This page deals with a proposed semi-automatic solution to the copyright issues Wikipedia is suffering from:

(...)

I have done that a few times, sometimes deleting the offending paragraphs. But I think that this may just be the tip of the iceberg. Has anyone ever thought of automating this process a little bit? I think the answer might be a bot that picks an article at random, then selects for instance three paragraphs, then picks ten (Google limit) consecutive words from each paragraph and strips the phrases of their wiki/HTML markup. It then performs Google searches for these phrases, checking if any of the first ten documents returned by Google contain the word, "copyright". This approach might not find all offending paragraphs/articles and may also give some false positives, but it would be vastly more efficient than hoping that someone, someday, just out of curiosity, checks an article for copyright problems... --Martin

I've something like this in place. It does nearly exactly what you're suggesting. It's input is the "new articles" list and it checks for a) hits on Google b) signs of grafitti (SHOUTING, Put your new article here, no capital letters in article etc.) c) Signs of OCR scannings. It's not really "production level" coding but it works for me. You can have a look at it's output at http://jeluf.mine.nu/jf/wikicheck.html.gz . The source can be found at http://jeluf.mine.nu/jf/wikicheck.pl.gz . It expects the recent changes on stdin and produces output on standard out. You have to obtain a SOAP key from Google (it's free for 1000 queries/day). -- JeLuF
Yes, very nice script.

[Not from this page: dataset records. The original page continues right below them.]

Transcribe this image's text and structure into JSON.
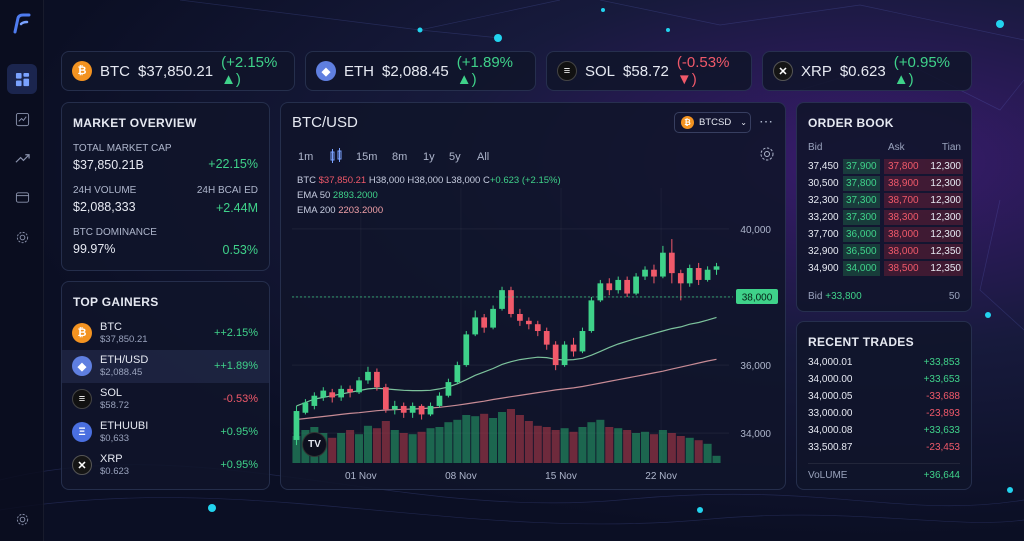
{
  "tickers": [
    {
      "symbol": "BTC",
      "price": "$37,850.21",
      "change": "(+2.15% ▲)",
      "dir": "up"
    },
    {
      "symbol": "ETH",
      "price": "$2,088.45",
      "change": "(+1.89% ▲)",
      "dir": "up"
    },
    {
      "symbol": "SOL",
      "price": "$58.72",
      "change": "(-0.53% ▼)",
      "dir": "down"
    },
    {
      "symbol": "XRP",
      "price": "$0.623",
      "change": "(+0.95% ▲)",
      "dir": "up"
    }
  ],
  "market_overview": {
    "title": "MARKET OVERVIEW",
    "cap_label": "TOTAL MARKET CAP",
    "cap_value": "$37,850.21B",
    "cap_change": "+22.15%",
    "vol_label": "24H VOLUME",
    "vol_value": "$2,088,333",
    "vol_right_label": "24H BCAI ED",
    "vol_change": "+2.44M",
    "dom_label": "BTC DOMINANCE",
    "dom_value": "99.97%",
    "dom_change": "0.53%"
  },
  "top_gainers": {
    "title": "TOP GAINERS",
    "items": [
      {
        "name": "BTC",
        "price": "$37,850.21",
        "change": "++2.15%"
      },
      {
        "name": "ETH/USD",
        "price": "$2,088.45",
        "change": "++1.89%"
      },
      {
        "name": "SOL",
        "price": "$58.72",
        "change": "-0.53%"
      },
      {
        "name": "ETHUUBI",
        "price": "$0,633",
        "change": "+0.95%"
      },
      {
        "name": "XRP",
        "price": "$0.623",
        "change": "+0.95%"
      }
    ]
  },
  "chart": {
    "pair": "BTC/USD",
    "selector": "BTCSD",
    "timeframes": [
      "1m",
      "15m",
      "8m",
      "1y",
      "5y",
      "All"
    ],
    "ohlc": {
      "sym": "BTC",
      "price": "$37,850.21",
      "h_label": "H",
      "h": "38,000",
      "h2_label": "H",
      "h2": "38,000",
      "l_label": "L",
      "l": "38,000",
      "c_label": "C",
      "c": "+0.623 (+2.15%)"
    },
    "ema50_label": "EMA 50",
    "ema50": "2893.2000",
    "ema200_label": "EMA 200",
    "ema200": "2203.2000",
    "price_tag": "38,000",
    "tv_logo": "TV"
  },
  "chart_data": {
    "type": "candlestick",
    "y_ticks": [
      "40,000",
      "38,000",
      "36,000",
      "34,000"
    ],
    "ylim": [
      33300,
      41200
    ],
    "x_ticks": [
      "01 Nov",
      "08 Nov",
      "15 Nov",
      "22 Nov"
    ],
    "current_price": 38000,
    "candles": [
      [
        33800,
        34650,
        33650,
        34800
      ],
      [
        34600,
        34900,
        34550,
        35000
      ],
      [
        34800,
        35100,
        34700,
        35200
      ],
      [
        35050,
        35250,
        34950,
        35350
      ],
      [
        35200,
        35050,
        34900,
        35300
      ],
      [
        35050,
        35300,
        34950,
        35400
      ],
      [
        35300,
        35200,
        35050,
        35400
      ],
      [
        35200,
        35550,
        35150,
        35650
      ],
      [
        35550,
        35800,
        35450,
        35950
      ],
      [
        35800,
        35350,
        35250,
        35900
      ],
      [
        35350,
        34700,
        34600,
        35450
      ],
      [
        34700,
        34800,
        34550,
        34950
      ],
      [
        34800,
        34600,
        34450,
        34900
      ],
      [
        34600,
        34800,
        34450,
        34900
      ],
      [
        34800,
        34550,
        34400,
        34850
      ],
      [
        34550,
        34800,
        34500,
        34900
      ],
      [
        34800,
        35100,
        34750,
        35200
      ],
      [
        35100,
        35500,
        35050,
        35600
      ],
      [
        35500,
        36000,
        35450,
        36100
      ],
      [
        36000,
        36900,
        35950,
        37000
      ],
      [
        36900,
        37400,
        36850,
        37600
      ],
      [
        37400,
        37100,
        36950,
        37500
      ],
      [
        37100,
        37650,
        37050,
        37750
      ],
      [
        37650,
        38200,
        37600,
        38300
      ],
      [
        38200,
        37500,
        37400,
        38300
      ],
      [
        37500,
        37300,
        37150,
        37650
      ],
      [
        37300,
        37200,
        37050,
        37400
      ],
      [
        37200,
        37000,
        36850,
        37300
      ],
      [
        37000,
        36600,
        36450,
        37100
      ],
      [
        36600,
        36000,
        35850,
        36700
      ],
      [
        36000,
        36600,
        35950,
        36700
      ],
      [
        36600,
        36400,
        36250,
        36800
      ],
      [
        36400,
        37000,
        36350,
        37100
      ],
      [
        37000,
        37900,
        36950,
        38000
      ],
      [
        37900,
        38400,
        37850,
        38500
      ],
      [
        38400,
        38200,
        38050,
        38550
      ],
      [
        38200,
        38500,
        38100,
        38600
      ],
      [
        38500,
        38100,
        38000,
        38600
      ],
      [
        38100,
        38600,
        38050,
        38700
      ],
      [
        38600,
        38800,
        38500,
        38900
      ],
      [
        38800,
        38600,
        38400,
        38950
      ],
      [
        38600,
        39300,
        38550,
        39500
      ],
      [
        39300,
        38700,
        38400,
        39700
      ],
      [
        38700,
        38400,
        37900,
        38800
      ],
      [
        38400,
        38850,
        38300,
        38950
      ],
      [
        38850,
        38500,
        38350,
        39000
      ],
      [
        38500,
        38800,
        38450,
        38900
      ],
      [
        38800,
        38900,
        38650,
        39000
      ]
    ],
    "ema50": [
      34800,
      34900,
      35000,
      35050,
      35100,
      35150,
      35200,
      35250,
      35300,
      35320,
      35300,
      35280,
      35260,
      35250,
      35250,
      35260,
      35300,
      35360,
      35450,
      35570,
      35700,
      35800,
      35900,
      36020,
      36100,
      36160,
      36200,
      36230,
      36220,
      36170,
      36150,
      36160,
      36200,
      36290,
      36400,
      36520,
      36620,
      36700,
      36780,
      36850,
      36930,
      37000,
      37070,
      37120,
      37200,
      37250,
      37320,
      37400
    ],
    "ema200": [
      34400,
      34430,
      34460,
      34490,
      34520,
      34550,
      34580,
      34600,
      34630,
      34660,
      34680,
      34690,
      34700,
      34710,
      34720,
      34740,
      34760,
      34790,
      34820,
      34860,
      34900,
      34940,
      34990,
      35030,
      35070,
      35110,
      35150,
      35190,
      35230,
      35270,
      35300,
      35330,
      35370,
      35420,
      35470,
      35520,
      35570,
      35620,
      35670,
      35720,
      35770,
      35820,
      35880,
      35940,
      36000,
      36060,
      36120,
      36170
    ],
    "volume": [
      0.45,
      0.55,
      0.6,
      0.5,
      0.42,
      0.5,
      0.55,
      0.48,
      0.62,
      0.58,
      0.7,
      0.55,
      0.5,
      0.48,
      0.52,
      0.58,
      0.6,
      0.68,
      0.72,
      0.8,
      0.78,
      0.82,
      0.75,
      0.85,
      0.9,
      0.8,
      0.7,
      0.62,
      0.6,
      0.55,
      0.58,
      0.52,
      0.6,
      0.68,
      0.72,
      0.6,
      0.58,
      0.55,
      0.5,
      0.52,
      0.48,
      0.55,
      0.5,
      0.45,
      0.42,
      0.38,
      0.32,
      0.12
    ]
  },
  "order_book": {
    "title": "ORDER BOOK",
    "headers": [
      "Bid",
      "Ask",
      "Tian"
    ],
    "rows": [
      [
        "37,450",
        "37,900",
        "37,800",
        "12,300"
      ],
      [
        "30,500",
        "37,800",
        "38,900",
        "12,300"
      ],
      [
        "32,300",
        "37,300",
        "38,700",
        "12,300"
      ],
      [
        "33,200",
        "37,300",
        "38,300",
        "12,300"
      ],
      [
        "37,700",
        "36,000",
        "38,000",
        "12,300"
      ],
      [
        "32,900",
        "36,500",
        "38,000",
        "12,350"
      ],
      [
        "34,900",
        "34,000",
        "38,500",
        "12,350"
      ]
    ],
    "footer_label": "Bid",
    "footer_value": "+33,800",
    "footer_right": "50"
  },
  "recent_trades": {
    "title": "RECENT TRADES",
    "rows": [
      {
        "price": "34,000.01",
        "change": "+33,853",
        "dir": "up"
      },
      {
        "price": "34,000.00",
        "change": "+33,653",
        "dir": "up"
      },
      {
        "price": "34,000.05",
        "change": "-33,688",
        "dir": "down"
      },
      {
        "price": "33,000.00",
        "change": "-23,893",
        "dir": "down"
      },
      {
        "price": "34,000.08",
        "change": "+33,633",
        "dir": "up"
      },
      {
        "price": "33,500.87",
        "change": "-23,453",
        "dir": "down"
      }
    ],
    "footer_label": "VoLUME",
    "footer_value": "+36,644"
  },
  "colors": {
    "up": "#3fd28a",
    "down": "#f0596a",
    "accent": "#4f7cf0",
    "btc": "#f39321"
  }
}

Good to see all is right with my submissions. ;-) A few enhancements to the script might be necessary, such as not reporting on phrases with more than 20 hits or none at all, not trying to check single words, putting the most likely offenders at the top of the list, etc. Maybe you should also refer to google.com instead of google.de, as google.de supposedly blocks some content. But apart from that it looks rather promising. The next logical step would be to not just check new submissions, but all articles in the database. I don't know if the SOAP limit is a problem for doing that in a reasonable amount of time, but using WWW::Search or multiple SOAP keys could remedy that. Also, the URI of the results page should be made widely known on Wikipedia, because this approach does not work if nobody looks at the results. (I see no mention of it on your user page, for example.) --Martin


I wrote it mainly for myself. I'm doing a little gardening by calling the script and checking it's output myself. That's why it produces such a big output (130 kbytes zipped) - I use it via local area network. And the quality of the results is OK for me. It's not ment to be perfect, it's just for easing housekeeping. At first, it only looked for simple signs of vandalisms. Copyright checking was added later on. The result I presented to you is from a run checking only anonymous edits. That's the way I usualy call the script - I seem to trust logged-in users to a certain degree.
Using multiple SOAP keys would violate the usage agreement google requires you to accept before receiving a key. Perhaps one could ask them for a free key if one would really want to scan all articles.
But there is a general problem scanning all articles: First, you would have to discard wikipedia itself in the list of hits. Second, there are sites citing wikipedia, they would trigger false alerts, too. A lot of manual work would have to be done after receiving the results of the bot.
The advantage of having this kind of bot activity running on the wikipedia server would be direct database access which would be ways faster than the current way of crawling wikipedia's pages. -- JeLuF
Eliminating all pages from the Google search results that contain the word "wikipedia" should do the trick. Unless those other sites plagiarize Wikipedia, that is.
Thinking that all logged-in users will do the right thing and that only the anonymous users insert bad content is dangerous thinking. I do submit all my work anonymously, so that others will have at least have a look at it. Blindly trusting someone is never such a good idea...
I thought using the SOAP keys for multiple persons from the same server was not a violation, or is it? Frankly, I think XML-RPC is overhyped anyway, there are modules for doing HTML searches all over CPAN.
I agree that the finished script should be hosted in the US, and since we two are on the "wrong" side of the Atlantic, maybe we should look for someone to host it, if it is in usable state. I don't know if the main server has enough capacity or bandwidth to also run this bot all the time.
So, what do we do now? A script for your personal use is fine, but unless a more complete check is performed, we cannot be sure just how much of Wikipedia content is illegal. --Martin

--- Some questions:

Is a copyright bot really the right solution, or is this just tech fetishism? A balanced assessment of these theoretical copyright problems might show that there is just as much of a problem in editorial practices; For instance there are people (see 'edit wars') accusing pseudonymous or anonymous authors of 'being' certain other people - opening wikipedia to lawsuits by those people, since they can easily claim that others have copied their work into the wiki. It seems these practices should be cleaned up before we care about technology.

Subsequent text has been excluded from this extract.